Действительно, яма оказалась совсем рядом. Но Рахта не торопился — не зря же его предупреждал старый ведун. Обвязался, как поясом, веревкой надежной, ту веревку вокруг самого толстого дерева каменного провел, тройным узлом завязал. И Полину привязал веревкой толстой, крепкой — к своему поясу, да понадежней. И пошли они, осторожненько, вперед. Вот Рахта остановился, кончилась свободная веревка у него. А Полинушка чуть было в яму и не соскользнула, да веревка не дала! А вода черная совсем рядышком, немного не хватает. Привязала Полина бечевочкой фляжечку, да закинула в воду Мертвую, потом выудила. Рахта любимую свою обратно подтянул, вытянул.
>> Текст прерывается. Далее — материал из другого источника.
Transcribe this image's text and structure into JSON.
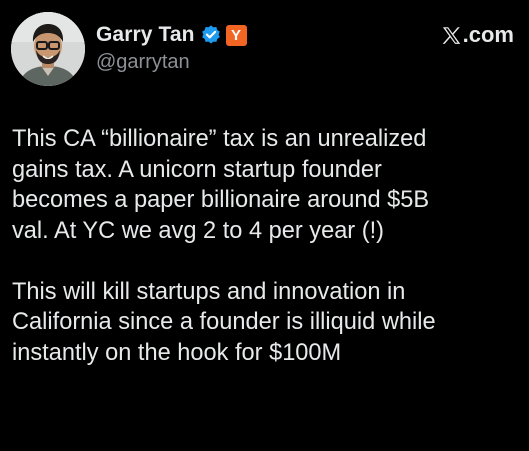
{
  "author": {
    "display_name": "Garry Tan",
    "handle": "@garrytan",
    "affiliate_badge": "Y",
    "verified_icon": "verified-checkmark-icon",
    "badge_color": "#f26522",
    "verified_color": "#1d9bf0"
  },
  "source": {
    "text": ".com",
    "icon": "x-logo-icon"
  },
  "tweet": {
    "paragraphs": [
      "This CA “billionaire” tax is an unrealized\ngains tax. A unicorn startup founder\nbecomes a paper billionaire around $5B\nval. At YC we avg 2 to 4 per year (!)",
      "This will kill startups and innovation in\nCalifornia since a founder is illiquid while\ninstantly on the hook for $100M"
    ]
  },
  "colors": {
    "background": "#000000",
    "text": "#e7e9ea",
    "secondary_text": "#8b9196"
  }
}
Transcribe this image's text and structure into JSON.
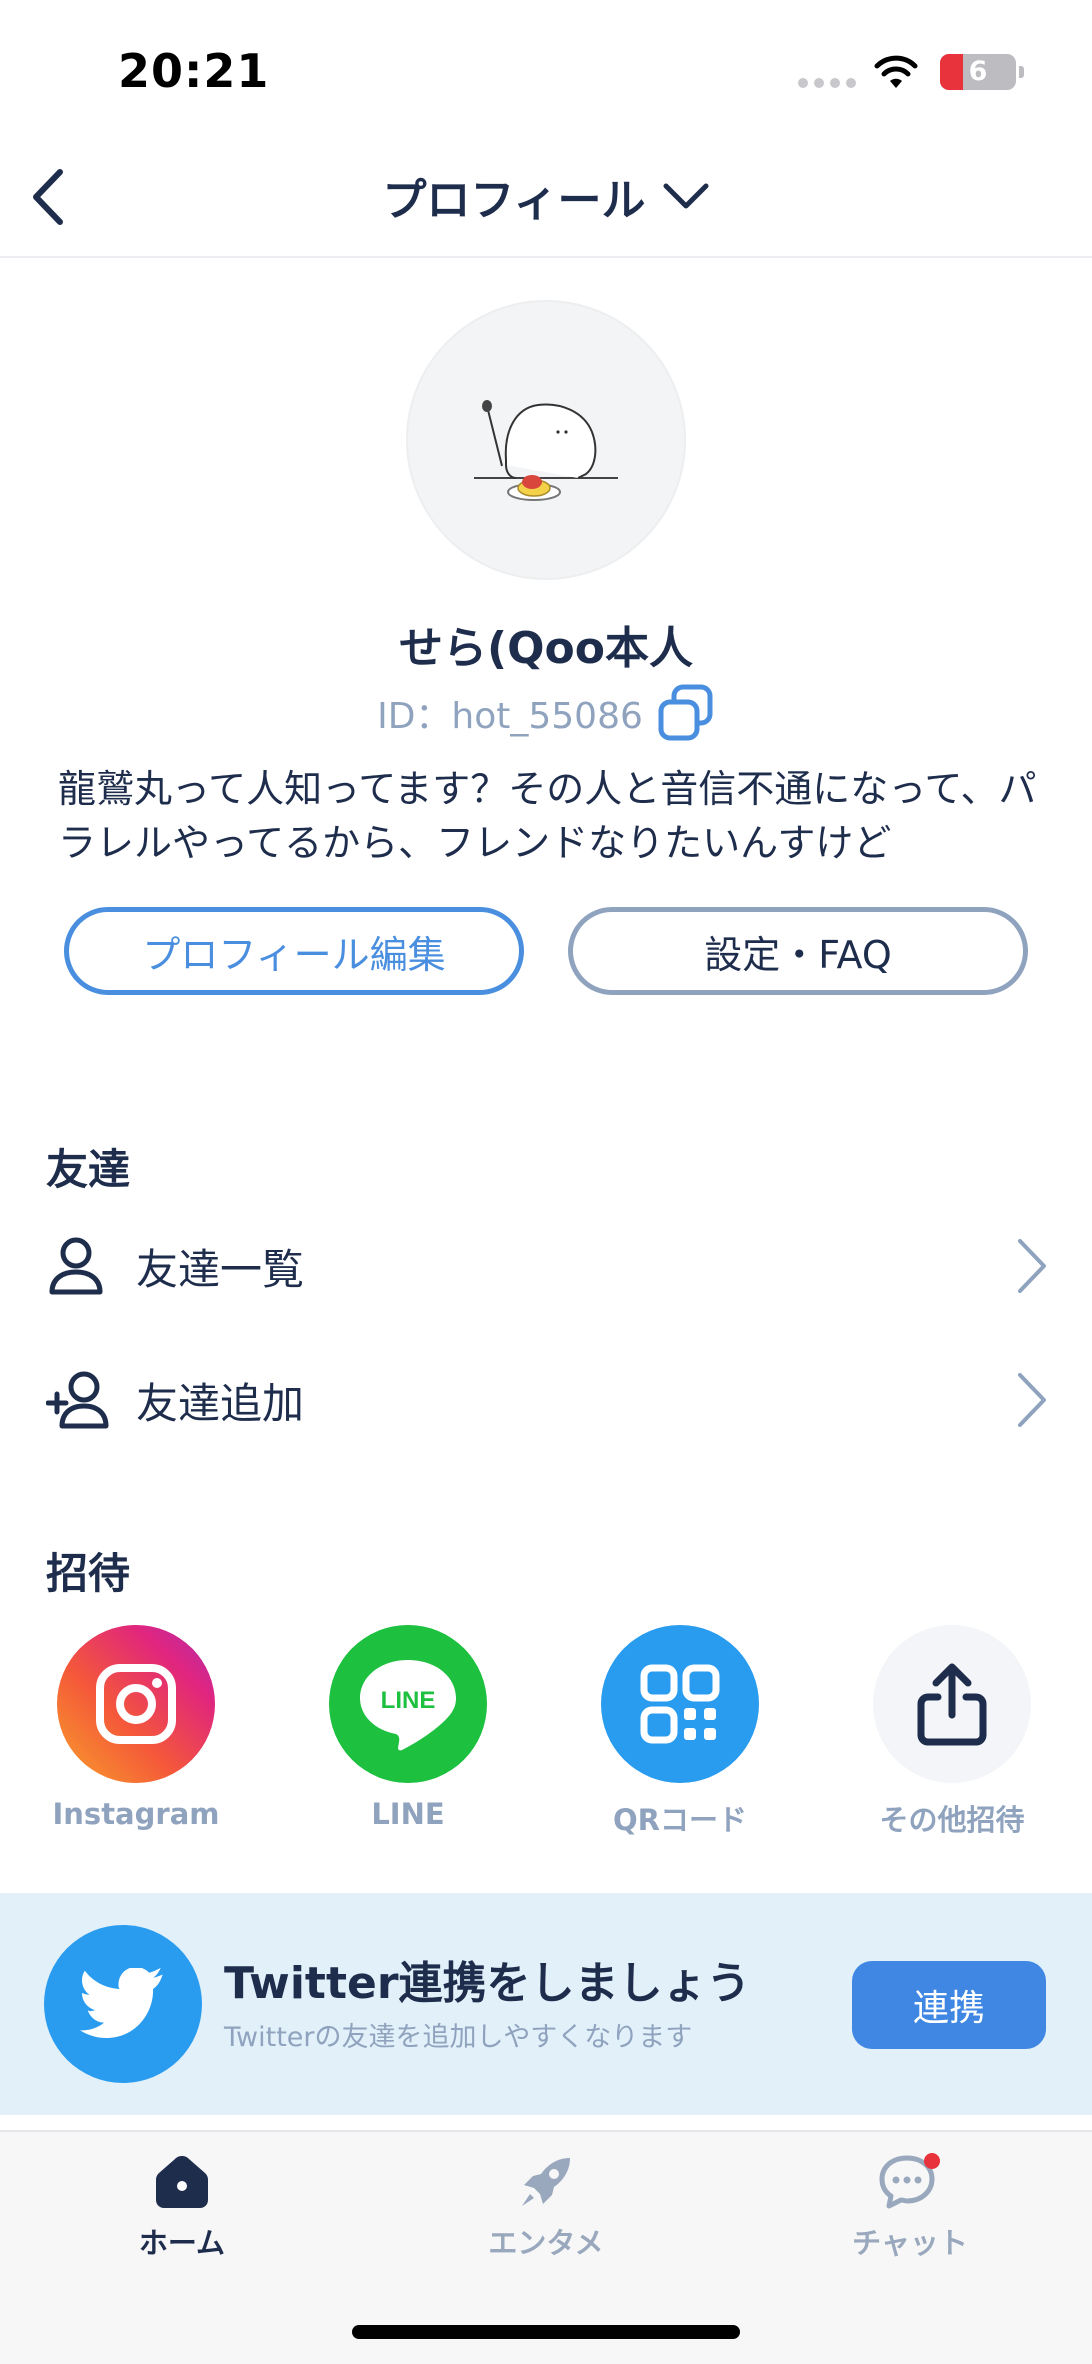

Взяла Полина фляжечку, да и полила Мертвой водой себе на рученьку, стала та рученька белой да гладкой, хоть и без жизни, но красивой да пригожей, как и раньше была! А туда, куда на Землю-матушку та водица черная с ручек девушки скатилася, почернела там землица, задымилася…

— Я вся искупаюсь! Вся свежая да пригожая буду! — обрадовалась девушка и стала сбрасывать с себя одежду. Забылась, скинула веревку тоже, и, радостная, бросилась к черной воде.